Schon mehr als 2000 Fälle. Hamburgs Fraktionschef sieht Gesundheitsämter überfordert

Hamburg. Es ist ein Wettlauf mit der Zeit. Vor dem Hintergrund von mittlerweile mehr als 2000 EHEC-Fällen in Deutschland konzentrieren sich die Experten vor allem auf die Suche nach der weiterhin rätselhaften Quelle des Erregers. Am Freitag verdichteten sich die Hinweise darauf, dass tatsächlich rohe Tomaten, Gurken und Salat Träger des Durchfallerregers sind.

Bei einer Befragung von EHEC-Patienten habe sich gezeigt, dass 84 Prozent der Erkrankten zuvor Salat verzehrt hatten, teilte das Berliner Robert-Koch-Institut mit. In einer Vergleichsgruppe gesunder Menschen seien es nur 47 Prozent gewesen. Ähnlich sei die Verteilung bei den anderen beiden Produkten - EHEC-Patienten hatten deutlich häufiger Tomaten und Gurken verzehrt.

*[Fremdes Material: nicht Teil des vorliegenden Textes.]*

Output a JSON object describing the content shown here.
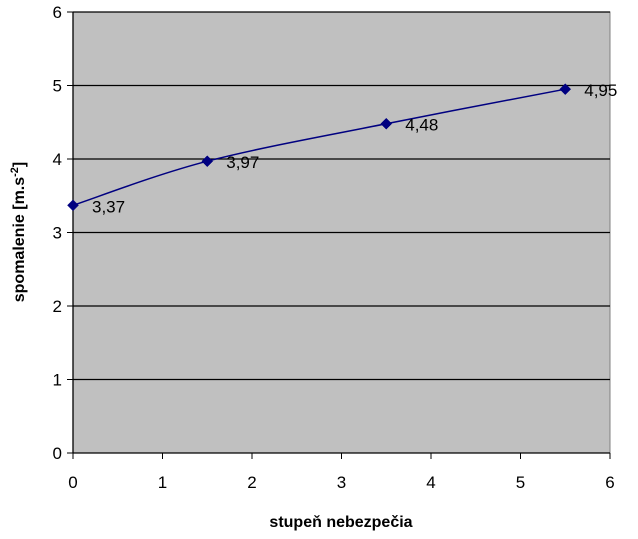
{
  "chart_data": {
    "type": "scatter",
    "title": "",
    "xlabel": "stupeň nebezpečia",
    "ylabel_base": "spomalenie [m.s",
    "ylabel_sup": "-2",
    "ylabel_close": "]",
    "xlim": [
      0,
      6
    ],
    "ylim": [
      0,
      6
    ],
    "x_ticks": [
      "0",
      "1",
      "2",
      "3",
      "4",
      "5",
      "6"
    ],
    "y_ticks": [
      "0",
      "1",
      "2",
      "3",
      "4",
      "5",
      "6"
    ],
    "grid": "horizontal",
    "legend": "none",
    "plot_background": "#c0c0c0",
    "series": [
      {
        "color": "#000080",
        "marker": "diamond",
        "line": "smooth",
        "points": [
          {
            "x": 0,
            "y": 3.37,
            "label": "3,37"
          },
          {
            "x": 1.5,
            "y": 3.97,
            "label": "3,97"
          },
          {
            "x": 3.5,
            "y": 4.48,
            "label": "4,48"
          },
          {
            "x": 5.5,
            "y": 4.95,
            "label": "4,95"
          }
        ]
      }
    ]
  }
}
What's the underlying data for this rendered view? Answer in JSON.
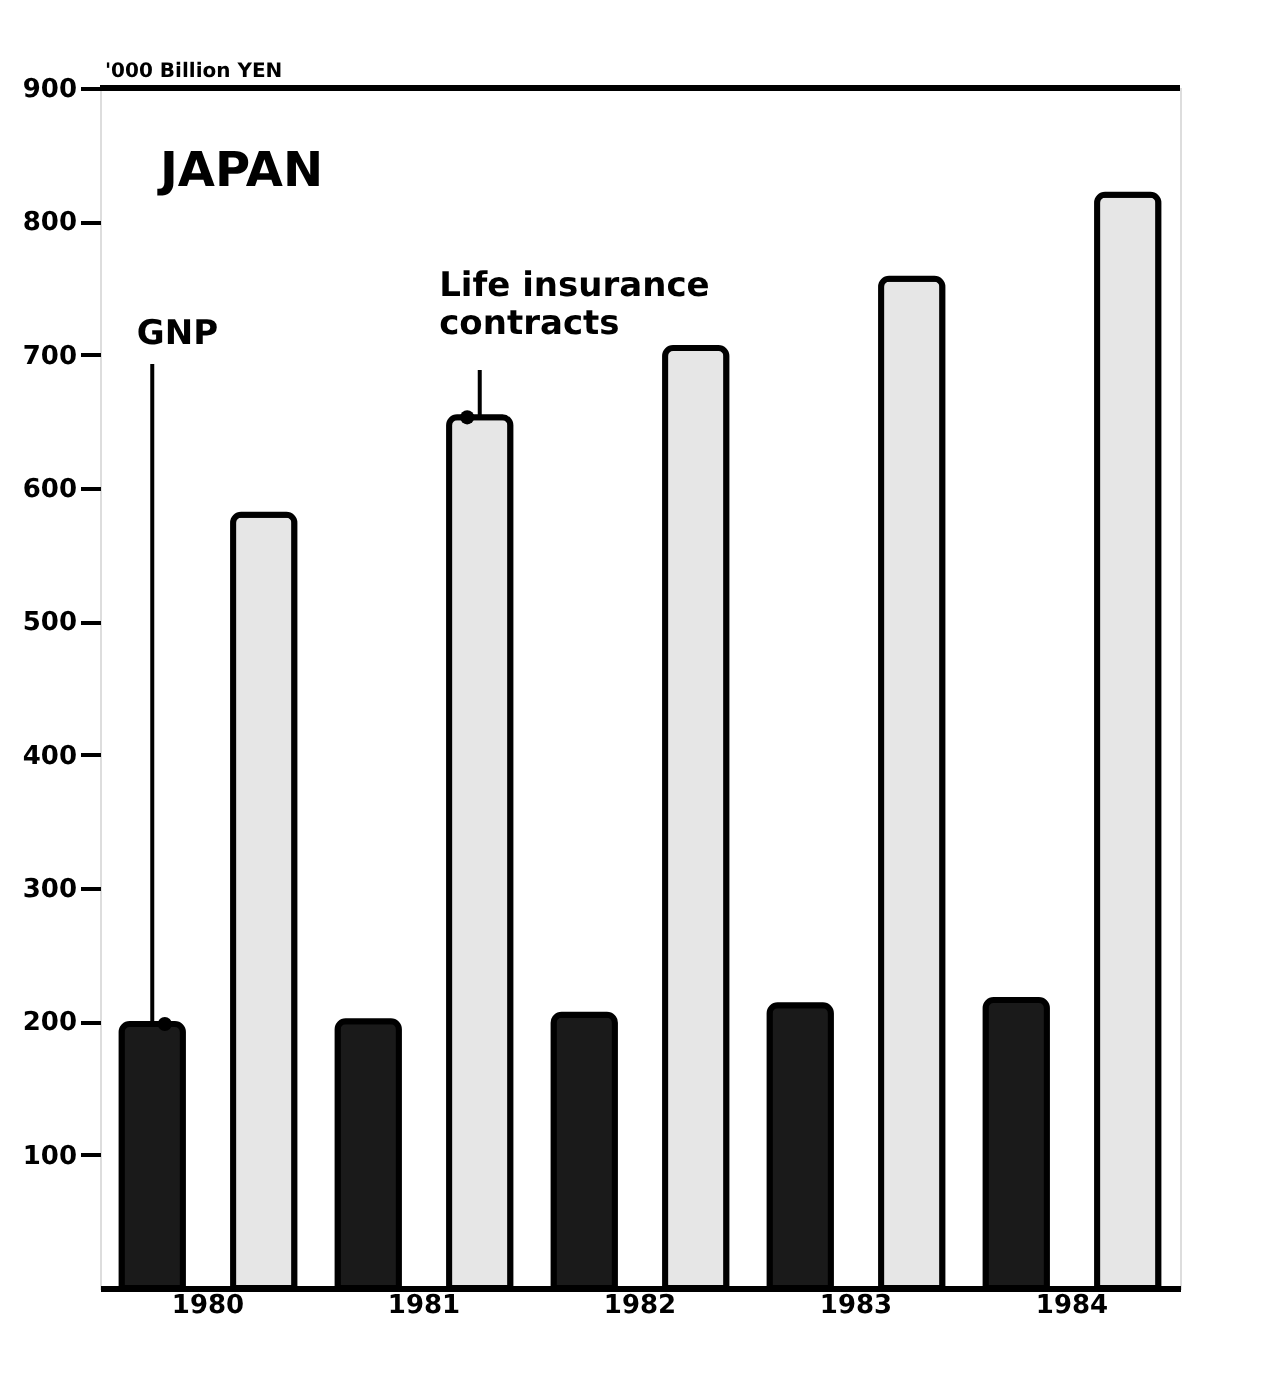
{
  "chart_data": {
    "type": "bar",
    "title": "JAPAN",
    "ylabel": "'000 Billion YEN",
    "categories": [
      "1980",
      "1981",
      "1982",
      "1983",
      "1984"
    ],
    "series": [
      {
        "name": "GNP",
        "color": "#1a1a1a",
        "values": [
          198,
          200,
          205,
          212,
          216
        ]
      },
      {
        "name": "Life insurance contracts",
        "color": "#e6e6e6",
        "values": [
          580,
          653,
          705,
          757,
          820
        ]
      }
    ],
    "ylim": [
      0,
      900
    ],
    "yticks": [
      100,
      200,
      300,
      400,
      500,
      600,
      700,
      800,
      900
    ],
    "grid": false,
    "legend": false
  }
}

Auch am Hamburger Institut für Hygiene und Umwelt werden zurzeit vor allem Tomaten, Gurken und Salat analysiert. Bisher konnte der aggressive EHEC-Erreger vom Typ O104:H4 trotz der bis zu 80 Proben täglich nicht nachgewiesen werden. Auch deshalb sei die Suche jetzt auch auf Salatsaucen und Salatkräuter ausgeweitet worden, sagte eine Institutsprecherin.

Der frühere Gesundheitssenator und jetzige CDU-Fraktionschef in der Bürgerschaft, Dietrich Wersich, forderte angesichts der erfolglosen Suche nach der EHEC-Quelle den Einsatz von Polizisten: "Die Gesundheitsämter sind wegen der Vielzahl der Fälle offensichtlich überfordert", sagte Wersich dem Abendblatt. Die Polizei könne mit ihrer Kompetenz "bei der Jagd auf das Bakterium" helfen. Die Beamten sollten die Erkrankten danach befragen, was sie wann gegessen und welche Lebensmittel sie wo gekauft haben.

"So kann ein Profil erstellt werden, das zur Aufklärung beiträgt, wo der Infektionsherd lag", sagte der CDU-Politiker. Da offensichtlich in Hamburg der Schwerpunkt der Erkrankungen liege, schaue die Republik auf die Stadt. Er sehe den Einsatz der Polizei durch das Gesetz zum Schutz der öffentlichen Sicherheit und Ordnung gedeckt, so Wersich.

Klaus-Dieter Zastrow, Chefarzt für Hygiene an den Vivantes-Kliniken in Berlin, verwies auf die Möglichkeit, dass der Keim wissentlich durch Menschen an Lebensmittel herangebracht wurde. Zastrow: "Wir hatten doch schon Fälle, bei denen Leute zum Beispiel die Mayonnaise in Supermärkten vergifteten." Der Mikrobiologe Stefan Zimmermann von der Uni Heidelberg hält es aber für "ausgesprochen schwierig", einen Keim wie den O104 im Labor zu erzeugen, wie er "Spiegel Online" sagte.

Unterdessen steigt die Zahl der Neuinfektionen weiter. Allein in Hamburg, das weiter Schwerpunkt der Epidemie ist, gibt es jetzt 751 EHEC-Fälle - davon 144 mit dem lebensgefährlichen Hämolytisch-urämischen Syndrom (HUS). Auch wenn der Zuwachs etwas geringer ausfalle als in den vergangenen Tagen, bleibe die Situation besorgniserregend, sagte Gesundheitssenatorin Cornelia Prüfer-Storcks (SPD). "Es ist auf jeden Fall zu früh, um in irgendwelcher Form Entwarnung zu geben". In Deutschland leiden insgesamt 500 der mehr als 2000 EHEC-Patienten an HUS. 19 Menschen starben bisher an den Folgen der Krankheit, zuletzt eine ältere Frau im Elbe-Klinikum in Stade.

In Zusammenhang mit der EHEC-Krise ermittelt inzwischen auch die Polizei in Hamburg gegen zwei Großhändler und einen Restaurantbesitzer. Bei ihnen waren Gurken gefunden worden, die den EHEC-Erreger trugen - allerdings nicht den gefährlichen O104-Typ, der für die derzeitige Epidemie verantwortlich ist.